De-Macaulayization - 2

This is from Japan, so strictly speaking, this isn't de-Macaulayization.   Masayoshi Son, chairman and CEO of SoftBank (SoftBank recently acquired the telco Sprint) wrote as follows:

For context, this excerpt:
After acquiring Sprint, I delivered a speech urging all employees and managers at the company to join forces with our Japanese unit and work as a single entity.

     I made the speech because I did not want to repeat the mistakes I had made running previously acquired companies in the U.S. When I took over the company that runs Comdex (Computer Dealer's Exhibition) and U.S. publisher Ziff Davis, I allowed American executives to run them at their discretion. This decision was based on my belief that Japanese owners should not interfere too much with the U.S. executives' business management. That belief was wrong.

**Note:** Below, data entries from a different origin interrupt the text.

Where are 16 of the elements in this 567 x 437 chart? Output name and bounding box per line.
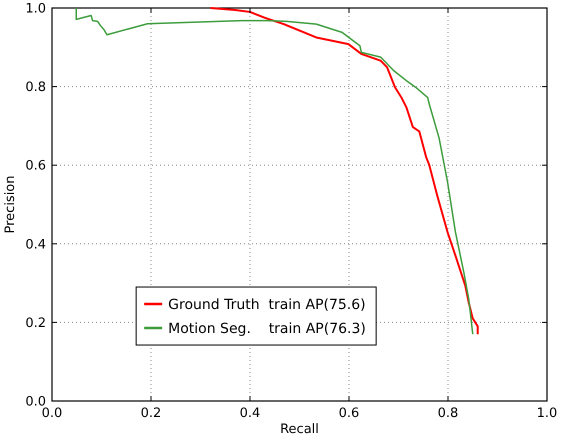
x-tick-label: 0.4	[240, 406, 260, 421]
y-tick-label: 0.2	[25, 316, 46, 331]
line-series	[76, 7, 474, 335]
x-tick-label: 0.8	[438, 406, 458, 421]
y-tick-label: 0.8	[25, 80, 46, 96]
x-tick-label: 0.6	[338, 406, 360, 421]
x-tick-label: 0.0	[42, 406, 62, 421]
x-axis-title: Recall	[280, 422, 319, 437]
legend-label: Motion Seg. train AP(76.3)	[168, 321, 366, 338]
y-axis-title: Precision	[3, 175, 18, 234]
x-tick-label: 0.2	[140, 406, 162, 421]
y-tick-label: 0.4	[25, 237, 46, 252]
x-tick-label: 1.0	[536, 406, 558, 421]
legend-label: Ground Truth train AP(75.6)	[168, 297, 366, 314]
y-tick-label: 0.6	[25, 158, 46, 174]
y-tick-label: 1.0	[25, 2, 46, 16]
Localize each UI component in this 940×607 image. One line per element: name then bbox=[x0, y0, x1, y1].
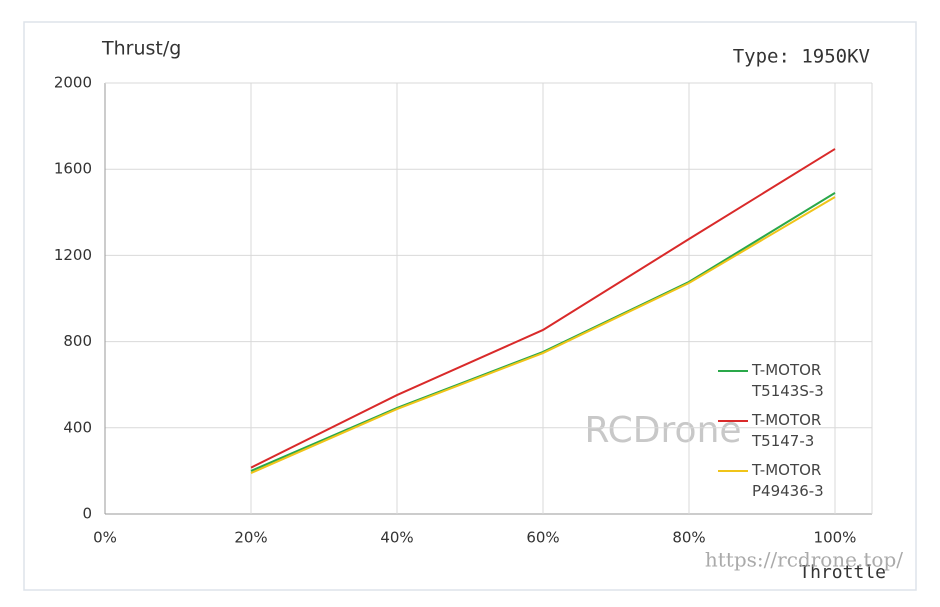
y-tick-label: 0 bbox=[82, 505, 92, 523]
legend-item: T-MOTOR T5143S-3 bbox=[718, 360, 824, 402]
legend-swatch bbox=[718, 420, 748, 422]
series-line bbox=[250, 148, 836, 469]
url-watermark: https://rcdrone.top/ bbox=[705, 548, 903, 572]
x-tick-label: 40% bbox=[380, 529, 413, 547]
x-tick-label: 20% bbox=[234, 529, 267, 547]
legend-item: T-MOTOR P49436-3 bbox=[718, 460, 824, 502]
x-axis-title: Throttle bbox=[799, 562, 886, 583]
legend-swatch bbox=[718, 470, 748, 472]
legend-label: T-MOTOR T5143S-3 bbox=[752, 361, 824, 400]
x-tick-label: 0% bbox=[93, 529, 117, 547]
y-tick-label: 2000 bbox=[54, 74, 92, 92]
y-tick-label: 800 bbox=[63, 332, 92, 350]
legend-label: T-MOTOR P49436-3 bbox=[752, 461, 824, 500]
frame bbox=[23, 21, 917, 591]
annotation: Type: 1950KV bbox=[733, 46, 870, 68]
watermark: RCDrone bbox=[584, 410, 741, 451]
y-axis-title: Thrust/g bbox=[101, 38, 181, 60]
legend-label: T-MOTOR T5147-3 bbox=[752, 411, 822, 450]
y-tick-label: 1200 bbox=[54, 246, 92, 264]
x-tick-label: 60% bbox=[526, 529, 559, 547]
x-tick-label: 100% bbox=[814, 529, 857, 547]
legend-item: T-MOTOR T5147-3 bbox=[718, 410, 824, 452]
series-line bbox=[250, 196, 836, 474]
y-tick-label: 400 bbox=[63, 418, 92, 436]
y-tick-label: 1600 bbox=[54, 160, 92, 178]
legend-swatch bbox=[718, 370, 748, 372]
legend: T-MOTOR T5143S-3 T-MOTOR T5147-3 T-MOTOR P… bbox=[718, 360, 824, 510]
x-tick-label: 80% bbox=[672, 529, 705, 547]
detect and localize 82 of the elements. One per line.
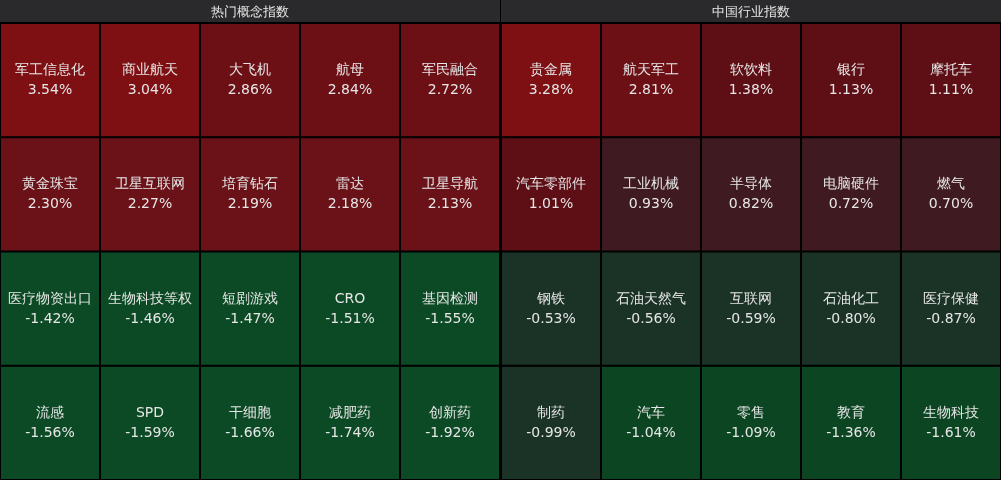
category-label: 雷达 <box>336 175 364 192</box>
data-label: 1.01% <box>528 195 574 212</box>
data-label: -0.99% <box>526 423 576 440</box>
category-label: 军工信息化 <box>15 61 85 78</box>
data-label: 2.81% <box>628 81 674 98</box>
data-label: -1.42% <box>25 309 75 326</box>
data-label: -1.46% <box>125 309 175 326</box>
data-label: 2.27% <box>127 195 173 212</box>
data-label: 0.72% <box>828 195 874 212</box>
category-label: 教育 <box>837 403 865 420</box>
category-label: 摩托车 <box>930 61 972 78</box>
category-label: 石油天然气 <box>616 289 686 306</box>
data-label: -1.09% <box>726 423 776 440</box>
category-label: 燃气 <box>937 175 965 192</box>
data-label: -0.59% <box>726 309 776 326</box>
category-label: 军民融合 <box>422 61 478 78</box>
data-label: -1.55% <box>425 309 475 326</box>
data-label: -1.92% <box>425 423 475 440</box>
data-label: 1.38% <box>728 81 774 98</box>
category-label: 生物科技 <box>923 403 979 420</box>
data-label: 3.04% <box>127 81 173 98</box>
category-label: 制药 <box>537 403 565 420</box>
category-label: 汽车零部件 <box>516 175 586 192</box>
category-label: 大飞机 <box>229 61 271 78</box>
category-label: 零售 <box>737 403 765 420</box>
data-label: 0.82% <box>728 195 774 212</box>
data-label: -1.47% <box>225 309 275 326</box>
data-label: 3.54% <box>27 81 73 98</box>
data-label: 1.11% <box>928 81 974 98</box>
category-label: SPD <box>135 403 165 420</box>
category-label: 航天军工 <box>623 61 679 78</box>
category-label: 贵金属 <box>530 61 572 78</box>
category-label: 工业机械 <box>623 175 679 192</box>
category-label: 半导体 <box>730 175 772 192</box>
category-label: 医疗保健 <box>923 289 979 306</box>
data-label: 2.19% <box>227 195 273 212</box>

     By leaving American executives to their own devices, I was acting as an investor and not as a business leader. This hands-off approach would never enable me to reform management of companies I acquire overseas. It doesn't matter how well a company is run, there is always room for improvement. A hands-on approach allows me to make profitable businesses more profitable.
 For the de-Macaulayization, this:
     A Japanese SoftBank executive recently made a presentation in English in Silicon Valley. His spoken English was terrible, but who cares? He was able to make himself understood. In the past, I would probably have told Japanese executives at SoftBank to focus on Japanese operations if their English was not at a high level. Not anymore.

PS: there is an old desi joke (that sounds better in Hindi), Banta Singh from an Indian village visits England and comes back very enthused - England is a really advanced country, even the children speak English!  Crudely speaking, de-Macaulayization is the shedding of that attitude.